Infrastructure & Services

Option E: Polling Place Accessibility

  • Data: Polling Places, SEPTA stops, Census tracts (elderly population, disability rates)
  • Question: “Are polling places accessible for elderly and disabled voters?”
  • Operations: Buffer polling places and transit stops, identify vulnerable populations, find areas lacking access
  • Policy relevance: Voting rights, election infrastructure, ADA compliance

Health & Wellness

Option F: Recreation & Population Health

  • Data: Recreation Centers, Playgrounds, Parks, Census tracts (demographics)
  • Question: “Is lack of recreation access associated with vulnerable populations?”
  • Operations: Calculate recreation facilities per capita by neighborhood, buffer facilities for walking access, overlay with demographic indicators
  • Policy relevance: Public health investment, recreation programming, obesity prevention

Emergency Services

Option G: EMS Response Coverage

  • Data: Fire Stations, EMS stations, Population density, High-rise buildings
  • Question: “Are population-dense areas adequately covered by emergency services?”
  • Operations: Create service area buffers (5-minute drive = ~2 miles), assess population coverage, identify gaps in high-density areas
  • Policy relevance: Emergency preparedness, station siting decisions

Arts & Culture

Option H: Cultural Asset Distribution

  • Data: Public Art, Museums, Historic sites/markers, Neighborhoods
  • Question: “Do all neighborhoods have equitable access to cultural amenities?”
  • Operations: Count cultural assets per neighborhood, normalize by population, compare distribution across demographic groups
  • Policy relevance: Cultural equity, tourism, quality of life, neighborhood identity

Data Sources

OpenDataPhilly: https://opendataphilly.org/datasets/

  • Most datasets available as GeoJSON, Shapefile, or CSV with coordinates
  • Always check the Metadata for a data dictionary of the fields.

Additional Sources:

  • Pennsylvania Open Data: https://data.pa.gov/
  • Census Bureau (via tidycensus): Demographics, economic indicators, commute patterns
  • TIGER/Line (via tigris): Geographic boundaries

Your Analysis

Your Task:

  1. Find and load additional data
    • Document your data source
    • Check and standardize the CRS
    • Provide basic summary statistics
# Load your additional dataset

Questions to answer: - What dataset did you choose and why? - What is the data source and date? - How many features does it contain? - What CRS is it in? Did you need to transform it?

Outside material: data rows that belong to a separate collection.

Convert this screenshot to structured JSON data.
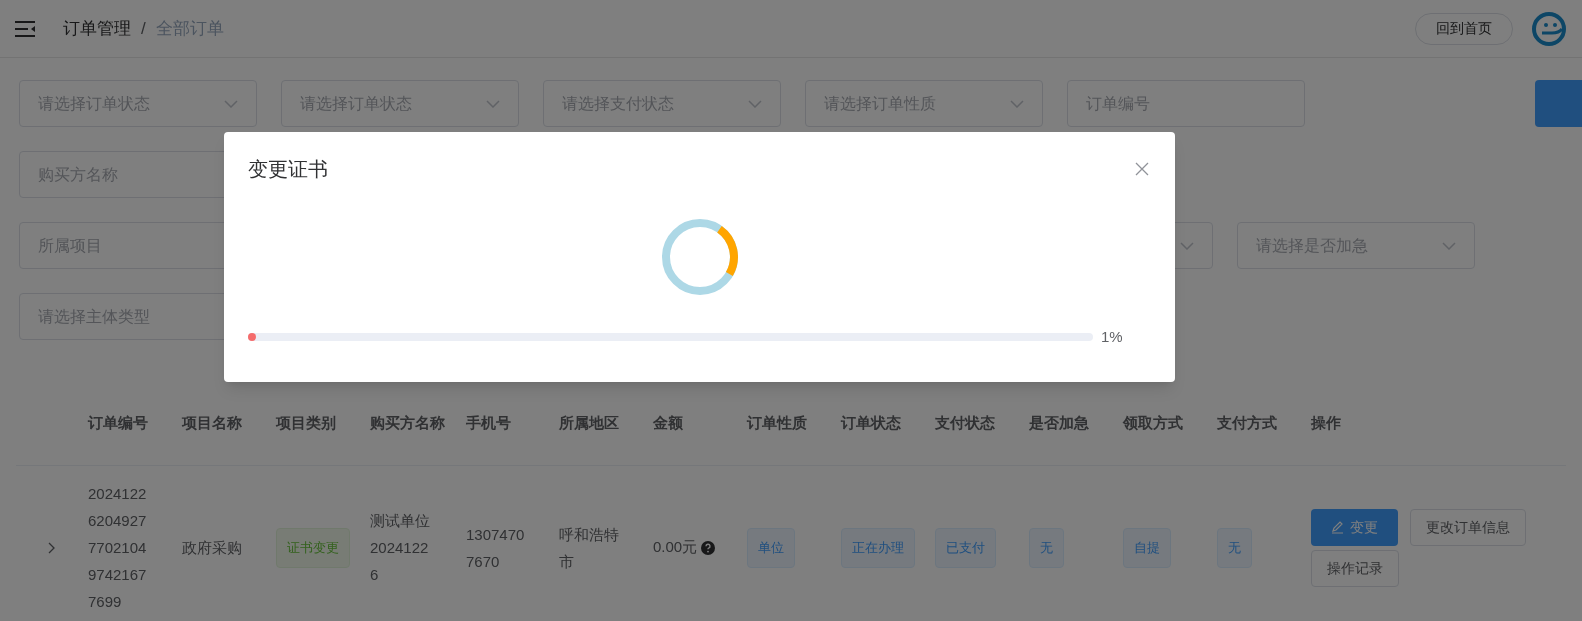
{
  "header": {
    "breadcrumb": [
      {
        "label": "订单管理",
        "current": false
      },
      {
        "label": "全部订单",
        "current": true
      }
    ],
    "separator": "/",
    "home_button": "回到首页"
  },
  "filters": [
    [
      {
        "kind": "select",
        "placeholder": "请选择订单状态"
      },
      {
        "kind": "select",
        "placeholder": "请选择订单状态"
      },
      {
        "kind": "select",
        "placeholder": "请选择支付状态"
      },
      {
        "kind": "select",
        "placeholder": "请选择订单性质"
      },
      {
        "kind": "input",
        "placeholder": "订单编号"
      },
      {
        "kind": "button"
      }
    ],
    [
      {
        "kind": "input",
        "placeholder": "购买方名称"
      }
    ],
    [
      {
        "kind": "input",
        "placeholder": "所属项目"
      },
      {
        "kind": "select"
      },
      {
        "kind": "select",
        "placeholder": "请选择是否加急"
      }
    ],
    [
      {
        "kind": "input",
        "placeholder": "请选择主体类型"
      }
    ]
  ],
  "dialog": {
    "title": "变更证书",
    "progress": {
      "level": 0.01,
      "reading": "1%"
    }
  },
  "table": {
    "columns": [
      "订单编号",
      "项目名称",
      "项目类别",
      "购买方名称",
      "手机号",
      "所属地区",
      "金额",
      "订单性质",
      "订单状态",
      "支付状态",
      "是否加急",
      "领取方式",
      "支付方式",
      "操作"
    ],
    "rows": [
      {
        "expanded": false,
        "cells": [
          {
            "kind": "number",
            "text": "20241226204927770210497421677699"
          },
          {
            "kind": "text",
            "text": "政府采购"
          },
          {
            "kind": "success",
            "text": "证书变更"
          },
          {
            "kind": "text",
            "text": "测试单位20241226"
          },
          {
            "kind": "number",
            "text": "13074707670"
          },
          {
            "kind": "text",
            "text": "呼和浩特市"
          },
          {
            "kind": "amount",
            "text": "0.00元"
          },
          {
            "kind": "primary",
            "text": "单位"
          },
          {
            "kind": "primary",
            "text": "正在办理"
          },
          {
            "kind": "primary",
            "text": "已支付"
          },
          {
            "kind": "primary",
            "text": "无"
          },
          {
            "kind": "primary",
            "text": "自提"
          },
          {
            "kind": "primary",
            "text": "无"
          },
          {
            "kind": "actions",
            "buttons": [
              {
                "kind": "primary",
                "label": "变更"
              },
              {
                "kind": "default",
                "label": "更改订单信息"
              },
              {
                "kind": "default",
                "label": "操作记录"
              }
            ]
          }
        ]
      }
    ]
  }
}
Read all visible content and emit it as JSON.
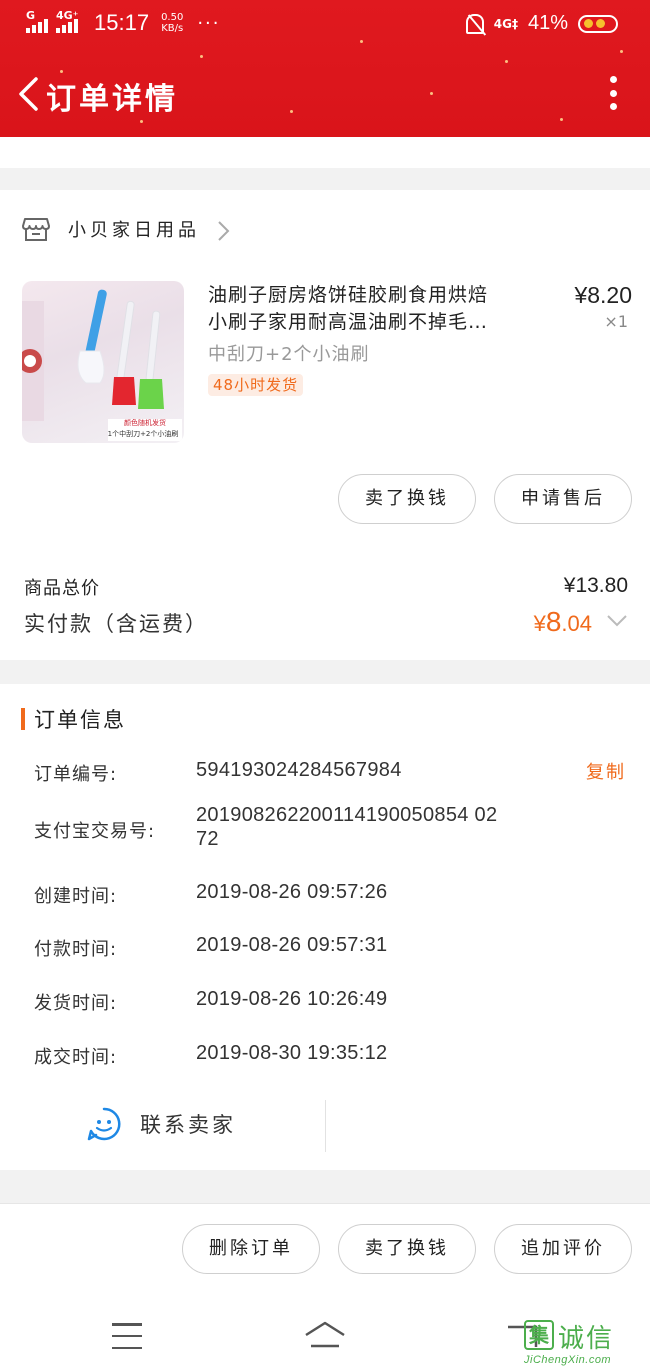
{
  "status_bar": {
    "network_left": "G",
    "network_4g": "4G⁺",
    "time": "15:17",
    "speed_value": "0.50",
    "speed_unit": "KB/s",
    "more": "···",
    "network_right": "4G‡",
    "battery_percent": "41%"
  },
  "header": {
    "title": "订单详情"
  },
  "shop": {
    "name": "小贝家日用品"
  },
  "product": {
    "title_line1": "油刷子厨房烙饼硅胶刷食用烘焙",
    "title_line2": "小刷子家用耐高温油刷不掉毛…",
    "price": "¥8.20",
    "quantity": "×1",
    "spec": "中刮刀+2个小油刷",
    "ship_badge": "48小时发货",
    "image_caption_line1": "颜色随机发货",
    "image_caption_line2": "1个中刮刀+2个小油刷"
  },
  "item_actions": {
    "resell": "卖了换钱",
    "after_sales": "申请售后"
  },
  "totals": {
    "goods_total_label": "商品总价",
    "goods_total_value": "¥13.80",
    "paid_label": "实付款（含运费）",
    "paid_currency": "¥",
    "paid_integer": "8",
    "paid_decimal": ".04"
  },
  "order_info": {
    "title": "订单信息",
    "copy": "复制",
    "rows": [
      {
        "label": "订单编号:",
        "value": "594193024284567984"
      },
      {
        "label": "支付宝交易号:",
        "value_line1": "201908262200114190050854 02",
        "value_line2": "72"
      },
      {
        "label": "创建时间:",
        "value": "2019-08-26 09:57:26"
      },
      {
        "label": "付款时间:",
        "value": "2019-08-26 09:57:31"
      },
      {
        "label": "发货时间:",
        "value": "2019-08-26 10:26:49"
      },
      {
        "label": "成交时间:",
        "value": "2019-08-30 19:35:12"
      }
    ]
  },
  "contact": {
    "label": "联系卖家"
  },
  "bottom_actions": {
    "delete": "删除订单",
    "resell": "卖了换钱",
    "review": "追加评价"
  },
  "watermark": {
    "badge": "集",
    "text": "诚信",
    "url": "JiChengXin.com"
  },
  "colors": {
    "header_red": "#d9141a",
    "accent_orange": "#f06a1c",
    "badge_bg": "#fdece3",
    "contact_blue": "#1e88e5"
  }
}
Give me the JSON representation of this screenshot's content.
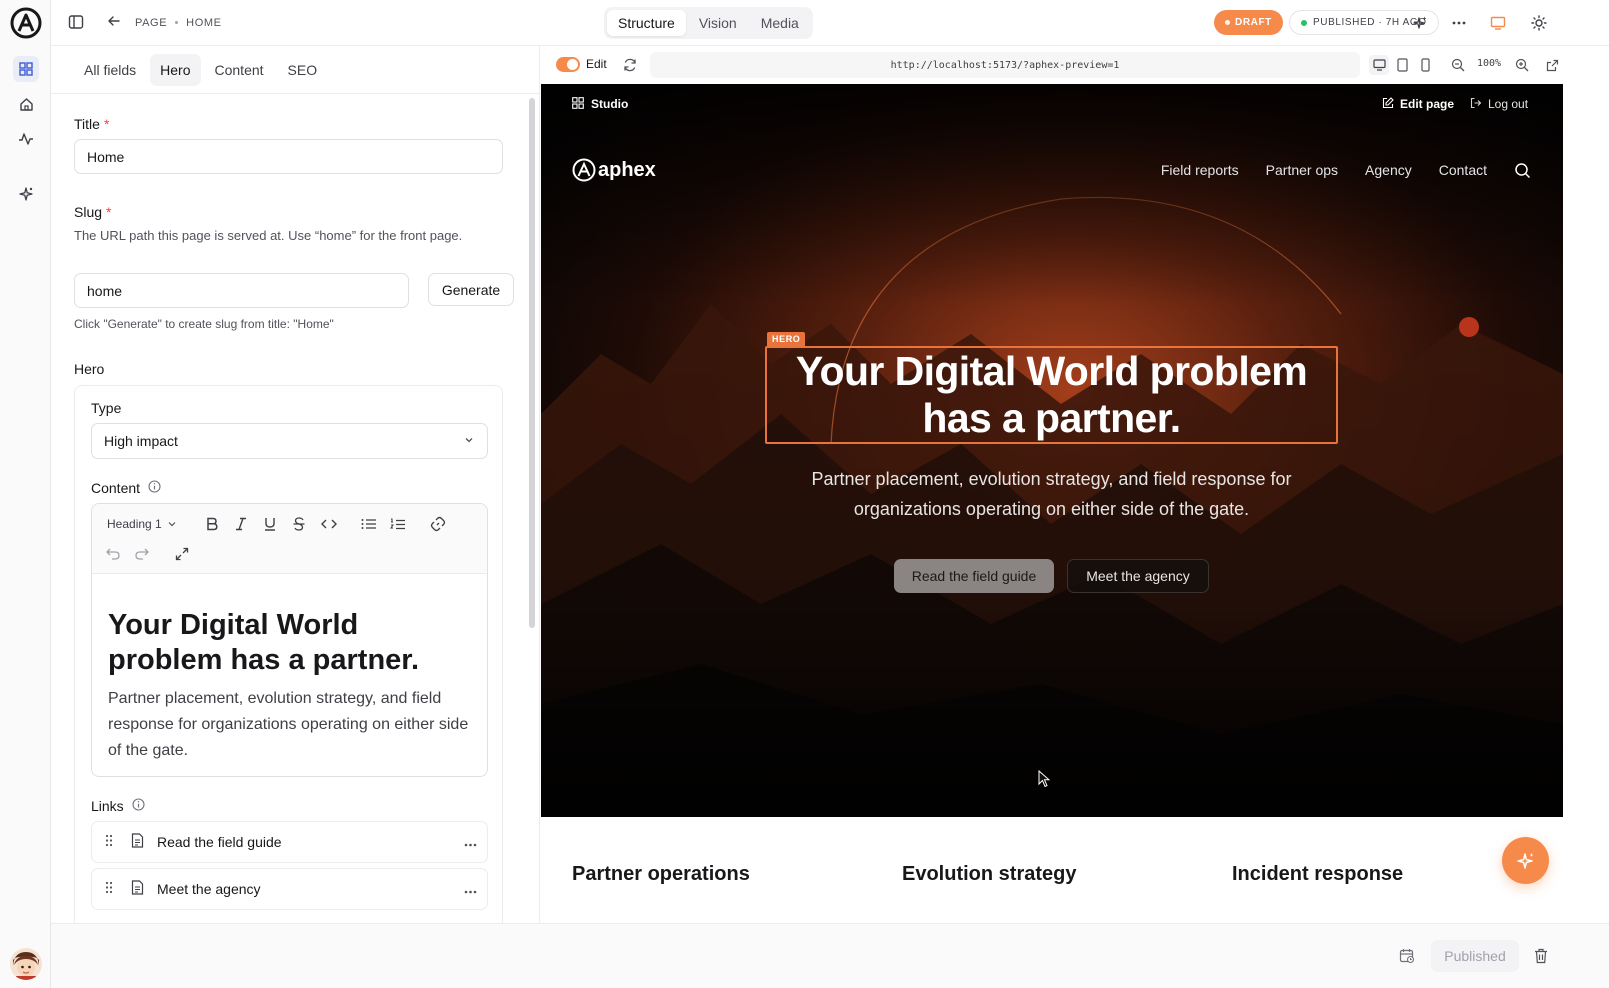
{
  "breadcrumb": {
    "section": "PAGE",
    "page": "HOME"
  },
  "mode_tabs": [
    {
      "label": "Structure",
      "active": true
    },
    {
      "label": "Vision",
      "active": false
    },
    {
      "label": "Media",
      "active": false
    }
  ],
  "status": {
    "draft": "DRAFT",
    "published": "PUBLISHED · 7H AGO"
  },
  "editor": {
    "tabs": [
      {
        "label": "All fields",
        "active": false
      },
      {
        "label": "Hero",
        "active": true
      },
      {
        "label": "Content",
        "active": false
      },
      {
        "label": "SEO",
        "active": false
      }
    ],
    "title_label": "Title",
    "title_value": "Home",
    "slug_label": "Slug",
    "slug_help": "The URL path this page is served at. Use “home” for the front page.",
    "slug_value": "home",
    "generate_label": "Generate",
    "slug_hint": "Click \"Generate\" to create slug from title: \"Home\"",
    "hero_label": "Hero",
    "type_label": "Type",
    "type_value": "High impact",
    "content_label": "Content",
    "heading_select": "Heading 1",
    "content_heading": "Your Digital World problem has a partner.",
    "content_body": "Partner placement, evolution strategy, and field response for organizations operating on either side of the gate.",
    "links_label": "Links",
    "links": [
      {
        "label": "Read the field guide"
      },
      {
        "label": "Meet the agency"
      }
    ]
  },
  "preview": {
    "edit_label": "Edit",
    "url": "http://localhost:5173/?aphex-preview=1",
    "zoom": "100%"
  },
  "site": {
    "studio_label": "Studio",
    "edit_page_label": "Edit page",
    "logout_label": "Log out",
    "brand": "aphex",
    "nav": [
      "Field reports",
      "Partner ops",
      "Agency",
      "Contact"
    ],
    "hero_tag": "HERO",
    "hero_title": "Your Digital World problem has a partner.",
    "hero_subtitle": "Partner placement, evolution strategy, and field response for organizations operating on either side of the gate.",
    "cta_primary": "Read the field guide",
    "cta_secondary": "Meet the agency",
    "columns": [
      "Partner operations",
      "Evolution strategy",
      "Incident response"
    ]
  },
  "footer": {
    "publish_label": "Published"
  },
  "colors": {
    "accent": "#f58a4b",
    "hero_outline": "#e8743b",
    "published_dot": "#22c55e"
  }
}
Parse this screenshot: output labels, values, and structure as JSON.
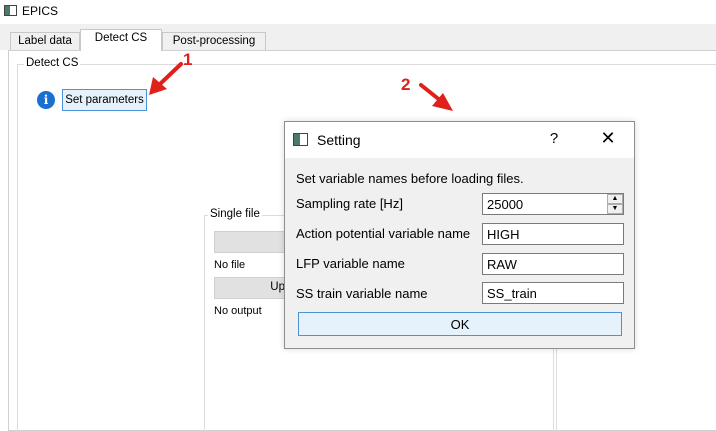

  1. Pose a research question

Write a clear research statement that your analysis will answer.

Examples: - “Do vulnerable tracts have adequate public transit access to hospitals?” - “Are EMS stations appropriately located near vulnerable populations?” - “Do areas with low vehicle access have worse hospital access?”


  1. Conduct spatial analysis

Use at least TWO spatial operations to answer your research question.

Required operations (choose 2+): - Buffers - Spatial joins - Spatial filtering with predicates - Distance calculations - Intersections or unions - Point-in-polygon aggregation

Your Task:

# Your spatial analysis

Analysis requirements: - Clear code comments explaining each step - Appropriate CRS transformations - Summary statistics or counts - At least one map showing your findings - Brief interpretation of results (3-5 sentences)

Your interpretation:

[Write your findings here]

Finally - A few comments about your incorporation of feedback!

Take a few moments to clean up your markdown document and then write a line or two or three about how you may have incorporated feedback that you recieved after your first assignment.